Fresh blood trickled down his leg, hot and ticklish. “That I am scum,” he said. “That you wish me dead. And Sasha here in my place.”
“It does not take mind reading to guess that much. Get out of my sight. Be the first to find your cousin.”
Or else drive into a lake and save me the trouble.
Enigmas made Aaro’s teeth grind, which knocked him into standby default mood. Pissed off.
True, weird things had tended to happen around Aunt Tonya, which was why she’d spent so much of her adult life locked inside various institutions. She freaked people out. Made them feel the way he felt right now. Nervous, twitchy, tossed ass over head. Not good.
Like he and Nina hadn’t already got a big enough dose of shock and awe that day. He’d only just gotten comfortable with the hypothesis that Nina was whacked out on some garden variety drug trip, that it would pass and be no more than an unnerving memory. But no.

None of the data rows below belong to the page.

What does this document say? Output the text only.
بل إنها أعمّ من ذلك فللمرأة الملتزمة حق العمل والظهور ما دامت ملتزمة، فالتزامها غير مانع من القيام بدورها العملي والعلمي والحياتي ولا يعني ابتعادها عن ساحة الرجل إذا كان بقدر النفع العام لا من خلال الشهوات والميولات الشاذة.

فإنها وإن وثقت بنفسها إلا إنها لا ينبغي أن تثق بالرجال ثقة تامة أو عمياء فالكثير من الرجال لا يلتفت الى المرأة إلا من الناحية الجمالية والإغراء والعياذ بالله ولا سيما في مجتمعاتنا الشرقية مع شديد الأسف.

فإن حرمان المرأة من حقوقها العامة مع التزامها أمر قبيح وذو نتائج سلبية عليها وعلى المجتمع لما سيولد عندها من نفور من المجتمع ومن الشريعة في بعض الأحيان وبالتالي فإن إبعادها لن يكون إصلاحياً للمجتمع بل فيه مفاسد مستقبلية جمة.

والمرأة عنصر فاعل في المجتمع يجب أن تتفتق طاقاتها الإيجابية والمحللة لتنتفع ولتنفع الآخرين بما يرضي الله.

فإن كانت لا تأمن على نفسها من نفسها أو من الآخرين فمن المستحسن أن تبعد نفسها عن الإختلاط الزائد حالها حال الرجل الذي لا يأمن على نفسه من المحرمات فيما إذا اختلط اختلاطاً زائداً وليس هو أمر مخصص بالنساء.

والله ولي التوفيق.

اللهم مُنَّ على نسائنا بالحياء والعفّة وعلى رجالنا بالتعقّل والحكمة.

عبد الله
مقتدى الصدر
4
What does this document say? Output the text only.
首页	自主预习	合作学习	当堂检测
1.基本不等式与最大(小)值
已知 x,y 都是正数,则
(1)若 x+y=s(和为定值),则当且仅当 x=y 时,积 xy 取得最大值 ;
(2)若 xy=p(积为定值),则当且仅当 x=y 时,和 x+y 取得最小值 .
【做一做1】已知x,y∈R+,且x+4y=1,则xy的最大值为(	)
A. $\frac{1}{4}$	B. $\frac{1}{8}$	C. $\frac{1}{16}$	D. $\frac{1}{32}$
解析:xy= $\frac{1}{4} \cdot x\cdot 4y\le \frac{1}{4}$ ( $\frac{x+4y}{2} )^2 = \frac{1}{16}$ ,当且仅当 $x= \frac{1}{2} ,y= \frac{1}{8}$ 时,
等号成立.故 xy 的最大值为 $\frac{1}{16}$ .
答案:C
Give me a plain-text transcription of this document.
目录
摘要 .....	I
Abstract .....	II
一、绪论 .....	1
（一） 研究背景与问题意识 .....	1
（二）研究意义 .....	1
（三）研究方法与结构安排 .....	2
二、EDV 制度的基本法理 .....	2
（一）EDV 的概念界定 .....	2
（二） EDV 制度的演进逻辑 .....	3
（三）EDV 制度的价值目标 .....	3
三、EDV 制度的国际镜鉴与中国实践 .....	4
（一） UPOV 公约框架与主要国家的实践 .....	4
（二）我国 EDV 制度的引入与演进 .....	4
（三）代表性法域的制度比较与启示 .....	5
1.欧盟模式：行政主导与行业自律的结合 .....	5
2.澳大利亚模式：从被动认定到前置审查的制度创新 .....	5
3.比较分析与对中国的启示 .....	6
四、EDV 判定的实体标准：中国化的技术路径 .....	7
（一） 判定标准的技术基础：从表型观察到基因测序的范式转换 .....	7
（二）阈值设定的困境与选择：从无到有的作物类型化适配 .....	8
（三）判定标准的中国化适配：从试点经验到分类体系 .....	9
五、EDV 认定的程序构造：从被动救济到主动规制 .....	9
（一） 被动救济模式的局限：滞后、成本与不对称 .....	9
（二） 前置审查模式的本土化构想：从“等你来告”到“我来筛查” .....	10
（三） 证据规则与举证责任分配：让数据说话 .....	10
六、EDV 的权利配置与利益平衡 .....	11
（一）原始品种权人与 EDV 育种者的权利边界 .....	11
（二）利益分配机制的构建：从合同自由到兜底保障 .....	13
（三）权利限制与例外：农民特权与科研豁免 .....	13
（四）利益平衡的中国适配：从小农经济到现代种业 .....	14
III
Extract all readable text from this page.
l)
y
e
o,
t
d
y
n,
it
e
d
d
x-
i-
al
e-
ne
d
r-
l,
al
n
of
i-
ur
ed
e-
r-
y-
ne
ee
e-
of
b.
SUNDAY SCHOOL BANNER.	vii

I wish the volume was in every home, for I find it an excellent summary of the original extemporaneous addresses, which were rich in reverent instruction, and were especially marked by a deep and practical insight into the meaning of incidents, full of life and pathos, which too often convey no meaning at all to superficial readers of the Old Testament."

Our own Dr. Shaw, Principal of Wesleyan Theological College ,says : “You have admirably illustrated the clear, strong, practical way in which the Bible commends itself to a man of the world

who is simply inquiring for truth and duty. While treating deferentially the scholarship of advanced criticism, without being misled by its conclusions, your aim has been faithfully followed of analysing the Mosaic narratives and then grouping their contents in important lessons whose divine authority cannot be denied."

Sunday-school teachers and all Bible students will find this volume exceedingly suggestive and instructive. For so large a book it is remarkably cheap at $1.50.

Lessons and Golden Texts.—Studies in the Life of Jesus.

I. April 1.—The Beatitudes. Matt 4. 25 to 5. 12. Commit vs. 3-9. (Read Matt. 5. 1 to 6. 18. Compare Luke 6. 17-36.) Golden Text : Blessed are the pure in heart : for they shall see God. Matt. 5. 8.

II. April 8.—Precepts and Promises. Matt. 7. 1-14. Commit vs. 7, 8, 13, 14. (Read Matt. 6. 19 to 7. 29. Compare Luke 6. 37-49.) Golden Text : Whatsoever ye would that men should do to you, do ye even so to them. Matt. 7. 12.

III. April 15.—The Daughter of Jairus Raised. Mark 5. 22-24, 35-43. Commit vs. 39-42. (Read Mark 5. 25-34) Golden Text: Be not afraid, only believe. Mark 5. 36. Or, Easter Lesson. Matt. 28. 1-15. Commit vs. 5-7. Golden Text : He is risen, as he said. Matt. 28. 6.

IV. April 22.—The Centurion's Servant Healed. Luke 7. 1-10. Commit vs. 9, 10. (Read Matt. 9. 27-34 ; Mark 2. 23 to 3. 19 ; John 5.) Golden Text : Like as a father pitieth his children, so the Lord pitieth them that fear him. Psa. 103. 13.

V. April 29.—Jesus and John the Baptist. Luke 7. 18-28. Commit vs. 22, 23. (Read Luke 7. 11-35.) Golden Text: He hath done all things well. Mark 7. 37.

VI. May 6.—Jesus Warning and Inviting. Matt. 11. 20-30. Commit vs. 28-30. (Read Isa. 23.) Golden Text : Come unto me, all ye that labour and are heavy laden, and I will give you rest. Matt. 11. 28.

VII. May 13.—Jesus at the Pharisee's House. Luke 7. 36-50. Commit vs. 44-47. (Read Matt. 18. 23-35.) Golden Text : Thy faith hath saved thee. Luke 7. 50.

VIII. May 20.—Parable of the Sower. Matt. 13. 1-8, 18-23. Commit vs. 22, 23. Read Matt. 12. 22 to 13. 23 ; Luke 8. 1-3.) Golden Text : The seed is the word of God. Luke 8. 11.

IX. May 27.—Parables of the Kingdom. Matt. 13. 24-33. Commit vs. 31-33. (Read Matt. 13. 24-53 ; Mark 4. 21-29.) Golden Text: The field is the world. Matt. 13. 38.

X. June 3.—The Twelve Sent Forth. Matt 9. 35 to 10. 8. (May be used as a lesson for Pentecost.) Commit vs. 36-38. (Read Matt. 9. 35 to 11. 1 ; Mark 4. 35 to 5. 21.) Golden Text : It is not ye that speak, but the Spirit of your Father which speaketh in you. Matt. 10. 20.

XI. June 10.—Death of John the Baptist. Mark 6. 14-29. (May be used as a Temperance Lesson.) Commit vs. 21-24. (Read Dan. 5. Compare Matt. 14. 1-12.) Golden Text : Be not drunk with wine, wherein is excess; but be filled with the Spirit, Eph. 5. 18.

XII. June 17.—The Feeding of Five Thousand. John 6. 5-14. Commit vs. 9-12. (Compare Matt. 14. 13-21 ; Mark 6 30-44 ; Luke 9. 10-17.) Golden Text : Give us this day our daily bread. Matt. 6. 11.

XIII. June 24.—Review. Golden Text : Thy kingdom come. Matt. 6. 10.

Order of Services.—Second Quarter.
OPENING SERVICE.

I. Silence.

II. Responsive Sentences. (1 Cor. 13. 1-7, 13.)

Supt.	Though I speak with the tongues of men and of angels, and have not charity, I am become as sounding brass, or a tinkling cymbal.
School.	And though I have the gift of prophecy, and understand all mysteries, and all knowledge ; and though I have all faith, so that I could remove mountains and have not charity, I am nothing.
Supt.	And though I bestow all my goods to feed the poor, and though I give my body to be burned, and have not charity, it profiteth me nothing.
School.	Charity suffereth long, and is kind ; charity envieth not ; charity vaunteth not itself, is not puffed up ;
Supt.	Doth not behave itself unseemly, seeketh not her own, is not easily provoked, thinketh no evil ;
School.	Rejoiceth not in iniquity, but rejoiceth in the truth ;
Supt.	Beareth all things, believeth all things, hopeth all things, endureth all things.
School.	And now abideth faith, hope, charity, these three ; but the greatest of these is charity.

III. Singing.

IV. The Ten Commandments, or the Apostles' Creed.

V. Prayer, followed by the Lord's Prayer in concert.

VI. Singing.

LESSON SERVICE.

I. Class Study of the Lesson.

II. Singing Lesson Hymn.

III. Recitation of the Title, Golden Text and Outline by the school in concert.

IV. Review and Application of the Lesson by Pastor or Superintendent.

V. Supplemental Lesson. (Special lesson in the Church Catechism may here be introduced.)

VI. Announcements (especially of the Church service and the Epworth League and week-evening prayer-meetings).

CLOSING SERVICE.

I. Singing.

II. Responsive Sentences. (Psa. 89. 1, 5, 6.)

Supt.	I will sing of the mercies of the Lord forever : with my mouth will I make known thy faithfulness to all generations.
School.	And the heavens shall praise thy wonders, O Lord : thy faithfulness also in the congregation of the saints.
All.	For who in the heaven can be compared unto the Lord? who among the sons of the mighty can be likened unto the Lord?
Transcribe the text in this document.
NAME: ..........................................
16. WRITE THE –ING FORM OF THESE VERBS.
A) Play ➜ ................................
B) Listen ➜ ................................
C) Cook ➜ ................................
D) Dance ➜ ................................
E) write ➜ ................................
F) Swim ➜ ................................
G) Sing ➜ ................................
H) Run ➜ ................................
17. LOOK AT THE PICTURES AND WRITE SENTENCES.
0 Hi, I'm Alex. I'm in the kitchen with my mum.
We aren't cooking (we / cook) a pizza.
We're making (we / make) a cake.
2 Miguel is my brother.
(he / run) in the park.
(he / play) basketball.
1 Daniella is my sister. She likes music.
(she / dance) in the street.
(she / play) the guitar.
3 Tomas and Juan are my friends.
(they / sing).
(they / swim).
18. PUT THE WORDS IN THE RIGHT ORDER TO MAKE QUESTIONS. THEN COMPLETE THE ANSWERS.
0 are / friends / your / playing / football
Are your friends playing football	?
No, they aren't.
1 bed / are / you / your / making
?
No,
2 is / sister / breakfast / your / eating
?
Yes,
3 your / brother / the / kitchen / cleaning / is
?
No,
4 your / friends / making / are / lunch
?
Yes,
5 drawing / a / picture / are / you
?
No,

He’d considered himself good with weird, but he couldn’t make the ends match on this mess, no matter how he turned and twisted it. So what the fuck. He’d use his usual technique. Put a big, heavy iron lid on the subject, and bolt that fucker down.
“A question, please.”
Nina’s voice had that prim tone that set his teeth on edge. He struggled to keep his voice even moderately civil. “Ask it.”
“I asked you this before, but we got distracted by the, um, foreign language thing,” she said. “I still think you’re remembering wrong, and that she was speaking in English, because it’s the only—”
“Drop it, and ask your damn question.”
It took a few moments to get her pump primed again. “Why in God’s name did you let your aunt think we were a couple?”
He spotted a chain hotel, and changed lanes to turn into it.
“What does it matter? You’ve never seen her before. You’ll never see her again. She’ll be gone from this earth in days, and I’ll be gone from your life. What do you care what she thinks?”
She shook her head. “It doesn’t seem right, lying to someone who’s on her way out. If you’re not going to be honest to a dying person, who will you be honest to, for God’s sake?”
“Honesty’s overrated,” he muttered.
“You mean, overrated when it’s inconvenient for you, right?
You demanded honesty from me, remember? Every sore and every score?”
“That was different,” he grumbled.
“You mean, honesty isn’t important if you’re not the one being deceived, right? Be consistent, Aaro!”
“You weren’t dying,” he pointed out.
“I came pretty damn close today, if you recall!”
“Yeah, I recall just fine.” He jerked to a stop in the temporary parking in front of the lobby, and killed the engine. “It’s been a hell of a day. I’m dead tired. Don’t ask me to measure up to your goddamn high standards tonight, Nina. Just shut the fuck up.”
She turned eloquently away. Silent reproach, the Nina Christie special. They just sat there, in silence. Laying on the guilt, with a trowel, while he thought of how she’d made it happen for him at the hospice. Getting him in to see Tonya with her magic sneakiness.